Filter your data to select specific rows.
Arrange the rows of your data into an order.
Mutate your data frame to contain new columns.
Summarise chunks of you data in some way.
Let’s look at how those work.
The data
We’re going to work with a dataset of mammal life-history, geography, and ecology traits from the PanTHERIA database:
Jones, K.E., et al. PanTHERIA: a species-level database of life history, ecology, and geography of extant and recently extinct mammals. Ecology 90:2648. http://esapubs.org/archive/ecol/E090/184/
First we’ll download the data:
pantheria <-
"http://esapubs.org/archive/ecol/E090/184/PanTHERIA_1-0_WR05_Aug2008.txt"

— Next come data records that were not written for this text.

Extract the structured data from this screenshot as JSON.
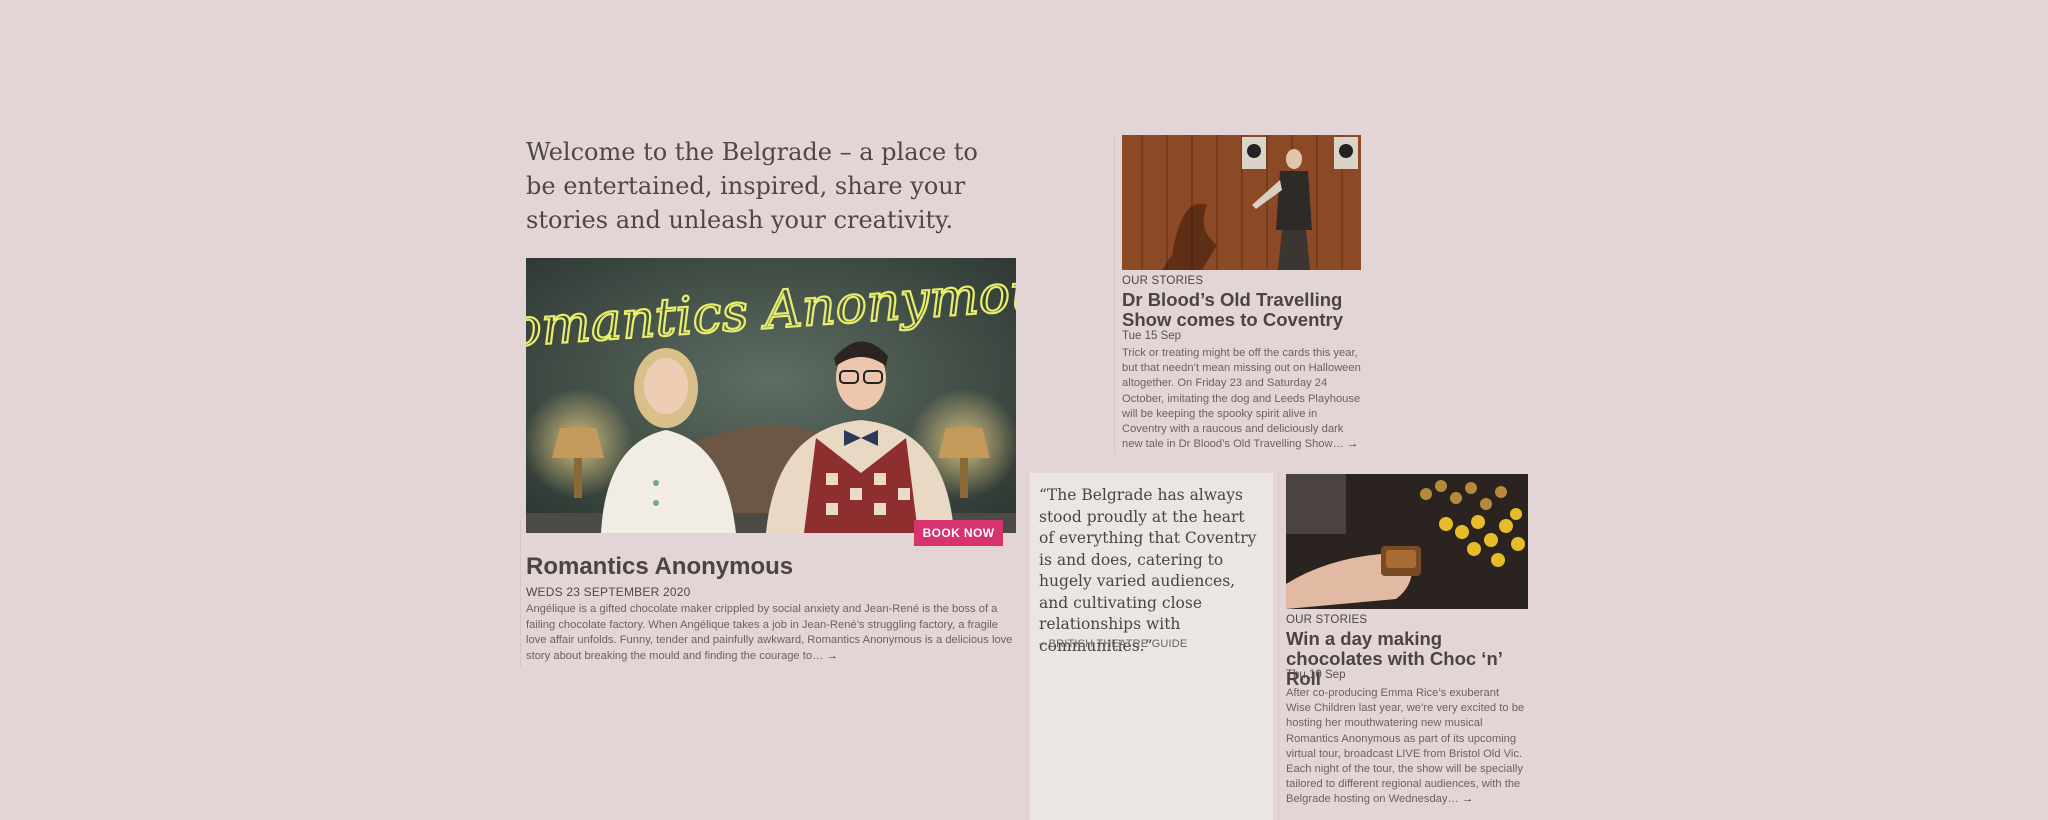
{
  "intro": {
    "heading": "Welcome to the Belgrade – a place to be entertained, inspired, share your stories and unleash your creativity."
  },
  "hero": {
    "sign_text": "Romantics Anonymous",
    "book_label": "BOOK NOW",
    "title": "Romantics Anonymous",
    "date": "WEDS 23 SEPTEMBER 2020",
    "description": "Angélique is a gifted chocolate maker crippled by social anxiety and Jean-René is the boss of a failing chocolate factory. When Angélique takes a job in Jean-René’s struggling factory, a fragile love affair unfolds. Funny, tender and painfully awkward, Romantics Anonymous is a delicious love story about breaking the mould and finding the courage to…",
    "more": "→"
  },
  "story1": {
    "category": "OUR STORIES",
    "title": "Dr Blood’s Old Travelling Show comes to Coventry",
    "date": "Tue 15 Sep",
    "description": "Trick or treating might be off the cards this year, but that needn’t mean missing out on Halloween altogether. On Friday 23 and Saturday 24 October, imitating the dog and Leeds Playhouse will be keeping the spooky spirit alive in Coventry with a raucous and deliciously dark new tale in Dr Blood’s Old Travelling Show…",
    "more": "→"
  },
  "quote": {
    "text": "“The Belgrade has always stood proudly at the heart of everything that Coventry is and does, catering to hugely varied audiences, and cultivating close relationships with communities.”",
    "source": "– BRITISH THEATRE GUIDE"
  },
  "story2": {
    "category": "OUR STORIES",
    "title": "Win a day making chocolates with Choc ‘n’ Roll",
    "date": "Thu 10 Sep",
    "description": "After co-producing Emma Rice’s exuberant Wise Children last year, we’re very excited to be hosting her mouthwatering new musical Romantics Anonymous as part of its upcoming virtual tour, broadcast LIVE from Bristol Old Vic. Each night of the tour, the show will be specially tailored to different regional audiences, with the Belgrade hosting on Wednesday…",
    "more": "→"
  },
  "colors": {
    "background": "#e3d5d6",
    "accent": "#d6336f",
    "quote_card": "#ebe5e4"
  }
}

download.file(pantheria, destfile = "mammals.txt")Next we’ll read it in and simplify it. This gets a bit ugly, but you can safely just run this code chunk and ignore the details:
mammals <- read.table("mammals.txt", sep = "\t", header = TRUE,
stringsAsFactors = FALSE)
names(mammals) <- sub("X[0-9._]+", "", names(mammals))

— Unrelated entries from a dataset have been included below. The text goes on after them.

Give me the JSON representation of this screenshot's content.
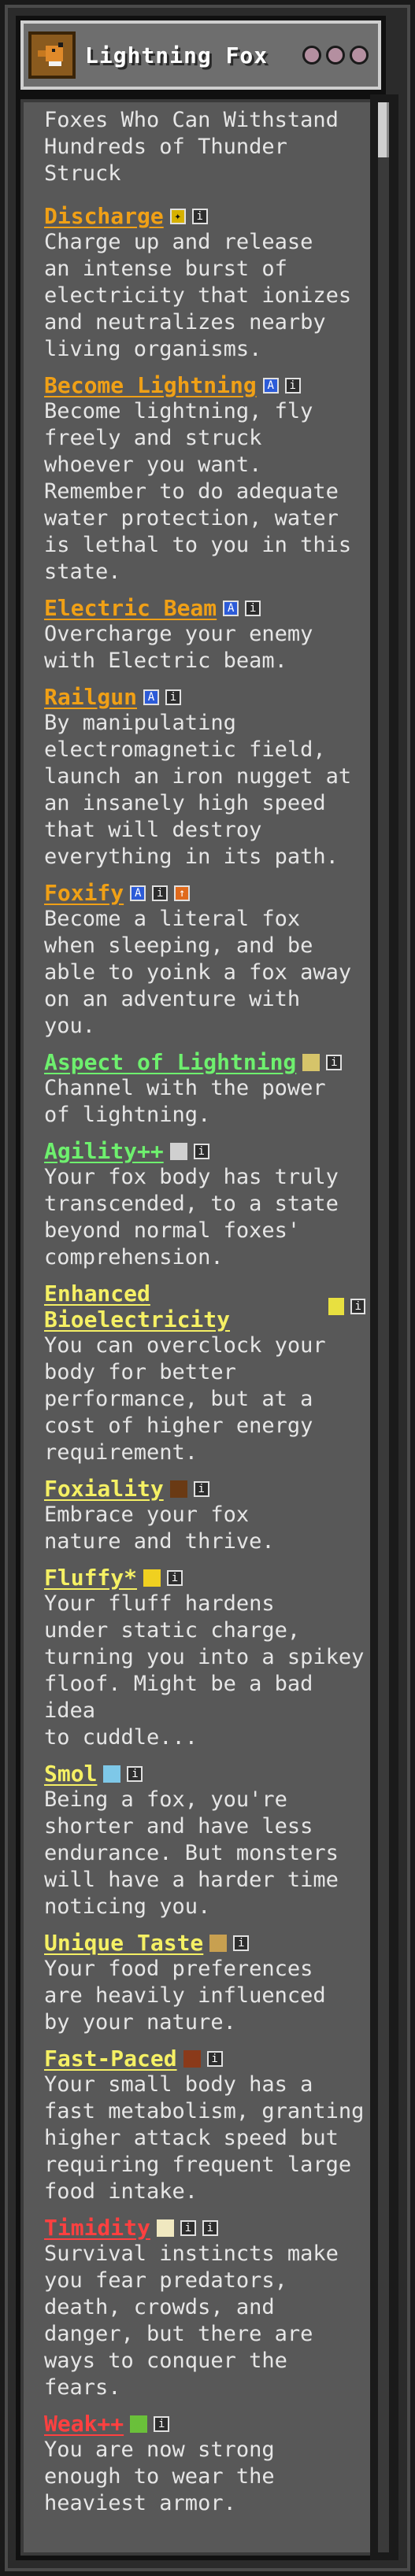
{
  "window": {
    "title": "Lightning Fox",
    "origin_icon": "fox-emblem-icon",
    "impact_indicators": 3
  },
  "subtitle": "Foxes Who Can Withstand\nHundreds of Thunder\nStruck",
  "powers": [
    {
      "name": "Discharge",
      "color": "#f0a016",
      "badges": [
        "gold",
        "info"
      ],
      "desc": "Charge up and release\nan intense burst of\nelectricity that ionizes\nand neutralizes nearby\nliving organisms."
    },
    {
      "name": "Become Lightning",
      "color": "#f0a016",
      "badges": [
        "blue",
        "info"
      ],
      "desc": "Become lightning, fly\nfreely and struck\nwhoever you want.\nRemember to do adequate\nwater protection, water\nis lethal to you in this\nstate."
    },
    {
      "name": "Electric Beam",
      "color": "#f0a016",
      "badges": [
        "blue",
        "info"
      ],
      "desc": "Overcharge your enemy\nwith Electric beam."
    },
    {
      "name": "Railgun",
      "color": "#f0a016",
      "badges": [
        "blue",
        "info"
      ],
      "desc": "By manipulating\nelectromagnetic field,\nlaunch an iron nugget at\nan insanely high speed\nthat will destroy\neverything in its path."
    },
    {
      "name": "Foxify",
      "color": "#f0a016",
      "badges": [
        "blue",
        "info",
        "orange"
      ],
      "desc": "Become a literal fox\nwhen sleeping, and be\nable to yoink a fox away\non an adventure with\nyou."
    },
    {
      "name": "Aspect of Lightning",
      "color": "#6ef06e",
      "badges": [
        "wand",
        "info"
      ],
      "desc": "Channel with the power\nof lightning."
    },
    {
      "name": "Agility++",
      "color": "#6ef06e",
      "badges": [
        "feather",
        "info"
      ],
      "desc": "Your fox body has truly\ntranscended, to a state\nbeyond normal foxes'\ncomprehension."
    },
    {
      "name": "Enhanced Bioelectricity",
      "color": "#f5f064",
      "badges": [
        "battery",
        "info"
      ],
      "desc": "You can overclock your\nbody for better\nperformance, but at a\ncost of higher energy\nrequirement."
    },
    {
      "name": "Foxiality",
      "color": "#f5f064",
      "badges": [
        "brown",
        "info"
      ],
      "desc": "Embrace your fox\nnature and thrive."
    },
    {
      "name": "Fluffy*",
      "color": "#f5f064",
      "badges": [
        "yellow",
        "info"
      ],
      "desc": "Your fluff hardens\nunder static charge,\nturning you into a spikey\nfloof. Might be a bad idea\nto cuddle..."
    },
    {
      "name": "Smol",
      "color": "#f5f064",
      "badges": [
        "drop",
        "info"
      ],
      "desc": "Being a fox, you're\nshorter and have less\nendurance. But monsters\nwill have a harder time\nnoticing you."
    },
    {
      "name": "Unique Taste",
      "color": "#f5f064",
      "badges": [
        "food",
        "info"
      ],
      "desc": "Your food preferences\nare heavily influenced\nby your nature."
    },
    {
      "name": "Fast-Paced",
      "color": "#f5f064",
      "badges": [
        "meat",
        "info"
      ],
      "desc": "Your small body has a\nfast metabolism, granting\nhigher attack speed but\nrequiring frequent large\nfood intake."
    },
    {
      "name": "Timidity",
      "color": "#ff4040",
      "badges": [
        "egg",
        "info",
        "info"
      ],
      "desc": "Survival instincts make\nyou fear predators,\ndeath, crowds, and\ndanger, but there are\nways to conquer the\nfears."
    },
    {
      "name": "Weak++",
      "color": "#ff4040",
      "badges": [
        "leaf",
        "info"
      ],
      "desc": "You are now strong\nenough to wear the\nheaviest armor."
    }
  ]
}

names(mammals) <- sub("MSW05_", "", names(mammals))
mammals <- dplyr::select(mammals, Order, Binomial, AdultBodyMass_g,
AdultHeadBodyLen_mm, HomeRange_km2, LitterSize)

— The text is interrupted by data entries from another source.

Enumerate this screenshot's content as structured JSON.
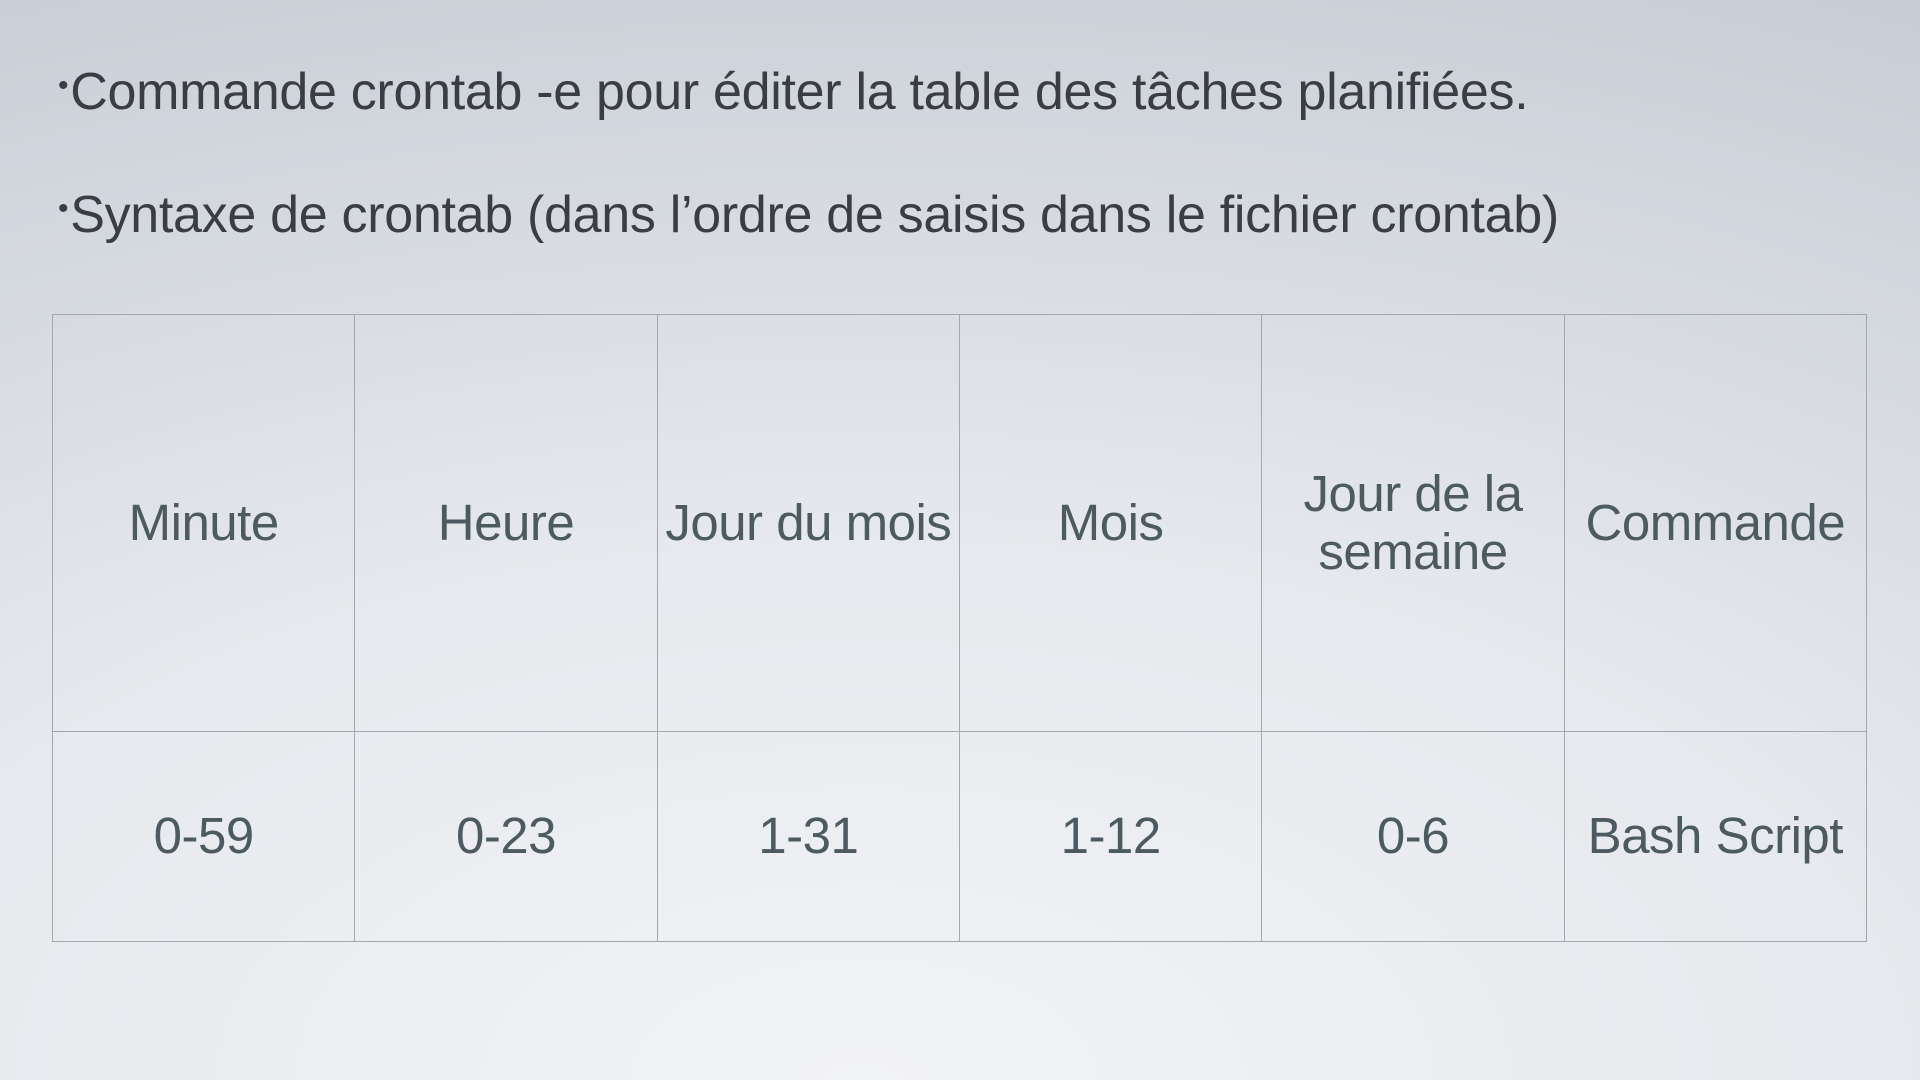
{
  "slide": {
    "bullets": [
      "Commande crontab -e pour éditer la table des tâches planifiées.",
      "Syntaxe de crontab (dans l’ordre de saisis dans le fichier crontab)"
    ],
    "bullet_glyph": "•",
    "table": {
      "headers": [
        "Minute",
        "Heure",
        "Jour du mois",
        "Mois",
        "Jour de la semaine",
        "Commande"
      ],
      "values": [
        "0-59",
        "0-23",
        "1-31",
        "1-12",
        "0-6",
        "Bash Script"
      ]
    },
    "colors": {
      "bullet_text": "#3a3d41",
      "table_text": "#4d5b60",
      "table_border": "#a4a8ac"
    }
  }
}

names(mammals) <- gsub("([A-Z])", "_\\L\\1", names(mammals), perl = TRUE)
names(mammals) <- gsub("^_", "", names(mammals), perl = TRUE)
mammals[mammals == -999] <- NA
names(mammals)[names(mammals) == "binomial"] <- "species"
mammals <- dplyr::tbl_df(mammals) # for prettier printingNext we’ll load the dplyr package:
library(dplyr)Looking at the data
Data frames look a bit different in dplyr. Above, I called the tbl_df() function on our data. This provides more useful printing of data frames in the console. Ever accidentally printed a massive data frame in the console before? Yeah… this avoids that. You don’t need to change your data to a data frame tbl first — the dplyr functions will automatically convert your data when you call them. This is what the data look like on the console:
mammals## # A tibble: 5,416 x 6
## order species adult_body_mass… adult_head_body_l… home_range_km2
## <chr> <chr> <dbl> <dbl> <dbl>
## 1 Artioda… Camelus dr… 492714. NA 196.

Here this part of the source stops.